A selfless mentor and friend to many entrepreneurs, Mr. Voutsinas, was always available to offer advice to the young people who often knocked on his door, in many cases, opening his office to young professionals he didn’t even know.
“We have to help the younger generations as much as we can,” he used to say with a sense of great responsibility towards the future generations. On the same path were his philanthropical endeavors, many of which were never made public. After all “it is the good deed that gives you happiness, not the credit for it” he used to say.

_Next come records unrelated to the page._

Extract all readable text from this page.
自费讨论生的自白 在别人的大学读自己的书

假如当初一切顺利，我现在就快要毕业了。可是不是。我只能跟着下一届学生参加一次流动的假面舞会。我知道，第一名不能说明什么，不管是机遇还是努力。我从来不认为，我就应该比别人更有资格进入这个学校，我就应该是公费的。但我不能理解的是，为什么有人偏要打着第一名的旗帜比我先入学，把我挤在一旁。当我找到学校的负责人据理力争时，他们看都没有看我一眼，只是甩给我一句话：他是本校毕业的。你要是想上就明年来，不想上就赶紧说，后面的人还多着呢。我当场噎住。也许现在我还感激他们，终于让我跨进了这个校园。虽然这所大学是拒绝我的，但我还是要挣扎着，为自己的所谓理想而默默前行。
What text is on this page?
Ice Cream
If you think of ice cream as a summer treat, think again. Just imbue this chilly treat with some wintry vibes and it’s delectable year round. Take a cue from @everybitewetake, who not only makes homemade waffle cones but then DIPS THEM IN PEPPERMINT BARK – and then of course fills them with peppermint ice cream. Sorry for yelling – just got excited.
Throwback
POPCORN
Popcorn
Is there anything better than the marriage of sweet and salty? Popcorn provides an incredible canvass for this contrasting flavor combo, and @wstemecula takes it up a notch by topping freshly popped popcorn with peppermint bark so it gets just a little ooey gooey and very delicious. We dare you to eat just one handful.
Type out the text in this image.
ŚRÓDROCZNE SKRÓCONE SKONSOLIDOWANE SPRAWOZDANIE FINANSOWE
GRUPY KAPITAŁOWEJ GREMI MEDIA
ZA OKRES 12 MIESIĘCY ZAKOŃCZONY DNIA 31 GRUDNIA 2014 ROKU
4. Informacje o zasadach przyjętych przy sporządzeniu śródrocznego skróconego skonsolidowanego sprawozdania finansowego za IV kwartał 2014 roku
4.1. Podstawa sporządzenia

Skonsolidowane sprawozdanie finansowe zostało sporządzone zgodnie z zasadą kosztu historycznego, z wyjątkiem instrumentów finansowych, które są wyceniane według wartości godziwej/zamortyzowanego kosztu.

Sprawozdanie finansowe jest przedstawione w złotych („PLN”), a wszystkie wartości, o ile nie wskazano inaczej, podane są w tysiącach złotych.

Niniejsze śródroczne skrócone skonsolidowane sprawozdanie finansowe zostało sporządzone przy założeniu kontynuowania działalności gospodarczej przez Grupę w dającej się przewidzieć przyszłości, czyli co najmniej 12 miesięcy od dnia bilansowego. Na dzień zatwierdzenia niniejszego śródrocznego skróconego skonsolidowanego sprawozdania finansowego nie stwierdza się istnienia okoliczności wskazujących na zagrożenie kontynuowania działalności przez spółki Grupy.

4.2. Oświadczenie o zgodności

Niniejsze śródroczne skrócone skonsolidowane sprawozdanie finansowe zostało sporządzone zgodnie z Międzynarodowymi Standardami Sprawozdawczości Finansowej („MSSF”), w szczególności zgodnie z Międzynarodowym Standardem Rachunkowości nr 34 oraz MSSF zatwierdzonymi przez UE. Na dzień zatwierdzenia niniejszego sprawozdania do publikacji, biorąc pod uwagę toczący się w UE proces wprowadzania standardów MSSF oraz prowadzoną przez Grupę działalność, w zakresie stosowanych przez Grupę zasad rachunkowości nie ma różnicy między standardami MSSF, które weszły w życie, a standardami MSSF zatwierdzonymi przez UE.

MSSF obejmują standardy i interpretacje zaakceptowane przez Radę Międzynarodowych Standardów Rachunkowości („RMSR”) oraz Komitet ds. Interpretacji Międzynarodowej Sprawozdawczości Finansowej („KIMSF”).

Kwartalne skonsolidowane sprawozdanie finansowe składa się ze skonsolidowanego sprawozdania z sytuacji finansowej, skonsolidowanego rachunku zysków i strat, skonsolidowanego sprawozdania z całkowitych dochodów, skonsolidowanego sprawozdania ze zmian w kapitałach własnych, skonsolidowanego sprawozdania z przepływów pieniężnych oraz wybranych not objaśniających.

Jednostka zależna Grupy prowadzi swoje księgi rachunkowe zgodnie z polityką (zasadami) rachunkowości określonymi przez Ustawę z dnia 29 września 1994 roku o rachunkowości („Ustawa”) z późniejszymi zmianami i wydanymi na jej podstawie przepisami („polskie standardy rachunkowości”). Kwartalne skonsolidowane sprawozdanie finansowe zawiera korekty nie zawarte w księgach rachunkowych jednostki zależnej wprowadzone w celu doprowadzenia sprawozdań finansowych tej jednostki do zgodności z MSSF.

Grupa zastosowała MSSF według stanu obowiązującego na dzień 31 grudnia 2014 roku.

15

Mr. Voutsinas has been honored for his service to the community by The New York State Senate, The New York State Assembly, The Child’s Center of NY, The March of Dimes, the Greek Orthodox Archdiocesan Philoptochos Society and many other institutions.
Spiros J. Voutsinas is survived by his wife Aristea, their daughters, Jean Close and Christina Kafes, and grandchildren, Owen, Celeste, Oliver and Lexington.
A funeral service will take place on Wednesday, April 30, 2014 at 10:00 am, at the Greek Orthodox Cathedral of St. Paul (110 Cathedral Avenue, Garden City, New York 11550).
In lieu of flowers, the family would appreciate donations in memory of Spiros to go to the reconstruction of the St. Demetrious Greek Orthodox Church in Merrick.